1. e4 e5 2. f4 exf4 3. Nf3 g5 4. h4 g4 5. Ng5 {DIAGRAM}


5... d5 6. exd5 h6 7. Qe2+ Be7 8. Ne4 f5 9. Nf2 Nf6 10. d4 O-O 11. Bxf4 Nxd5 12. Qd2 12... Nxf4 13. Qxf4 Kg7 14. Be2 Re8 15. O-O Bd6 16. Qd2 Qxh4 17. Rd1 f4 18. Nc3 f3 19. gxf3 Qh2+ White resigns


White: P. Trifunovic

Leningrad 1957, USSR v Yugoslavia

  R. Fine expressed the view that a game would be lost in the last century after four mistakes, at the beginning of the present century only two, and in the middle of the 50's only one mistake would be needed.

  This inevitably suggests the conclusion that we are approaching the time when it will be possible to lose a game without making a single mistake!

  The famous Grandmaster-journalist S.G. Tartakover warned us, not against making mistakes in general, but against making the last mistake, as he was convinced that the person who makes the last mistake loses the game. I should like to develop his idea.

  Avoid minor mistakes! Most often he loses who makes the first minor mistake because it signifies the beginning of an incorrect strategical plan.

  A quiet opening, an early exchange of queens, a leisurely ... P-KN3 lulled Trifunovic's imagination to sleep and when he saw that the black-squared bishop wanted to occupy the great KR1-QR8 diagonal, instead of the usual K2 square, he thought: why should I castle K-side? And he castled Q-side.

  Two more minor mistakes followed on this one.
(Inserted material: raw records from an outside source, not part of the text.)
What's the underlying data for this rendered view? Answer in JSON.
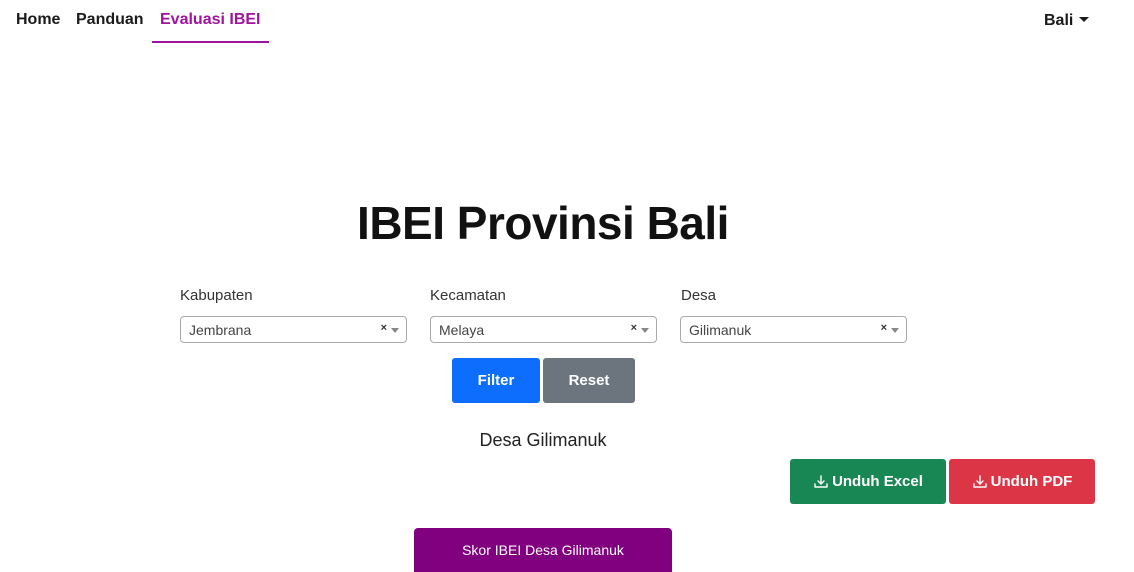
{
  "nav": {
    "home": "Home",
    "guide": "Panduan",
    "evaluation": "Evaluasi IBEI",
    "region": "Bali"
  },
  "title": "IBEI Provinsi Bali",
  "filters": {
    "kabupaten": {
      "label": "Kabupaten",
      "value": "Jembrana",
      "clear": "×"
    },
    "kecamatan": {
      "label": "Kecamatan",
      "value": "Melaya",
      "clear": "×"
    },
    "desa": {
      "label": "Desa",
      "value": "Gilimanuk",
      "clear": "×"
    }
  },
  "buttons": {
    "filter": "Filter",
    "reset": "Reset",
    "excel": "Unduh Excel",
    "pdf": "Unduh PDF",
    "score": "Skor IBEI Desa Gilimanuk"
  },
  "desa_heading": "Desa Gilimanuk",
  "colors": {
    "accent": "#a0139f",
    "filter": "#0d6efd",
    "reset": "#6c757d",
    "excel": "#198754",
    "pdf": "#dc3545",
    "score": "#800080"
  }
}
First the KRP advanced one square, to make room for the bishop on KB4, and then the white bishop took advantage of this haven.

  Three minor mistakes probably equal one full mistake.

1. e4 e5 2. Nf3 Nf6 3. Nxe5 d6 4. Nf3 Nxe4 5. Qe2 Qe7 6. d3 Nf6 7. Bg5 Nbd7 8. Nc3 Qxe2+ 9. Bxe2 h6 10. Bf4 g6 11. O-O-O Bg7 12. h3 Nb6 13. Nd2 Nfd5 14. Nxd5 Nxd5 {DIAGRAM}


15. Bh2 O-O 16. Bf3 Nb4 17. a3 Nc6 18. c3 a5 19. Rhe1 Bd7 20. d4 b5 21. d5 21... Na7 22. Nb3 b4 23. axb4 axb4 24. cxb4 Rfb8 25. Re4 Ba4 26. Rd3 f5 27. Re7 Rxb4 28. Bd1 Rc4+ 29. Kb1 Nc8 30. Re6 Kf7 31. g4 Ne7 32. gxf5 Nxf5 33. Rf3 Rb8 34. Bc2 Rxc2 White resigns.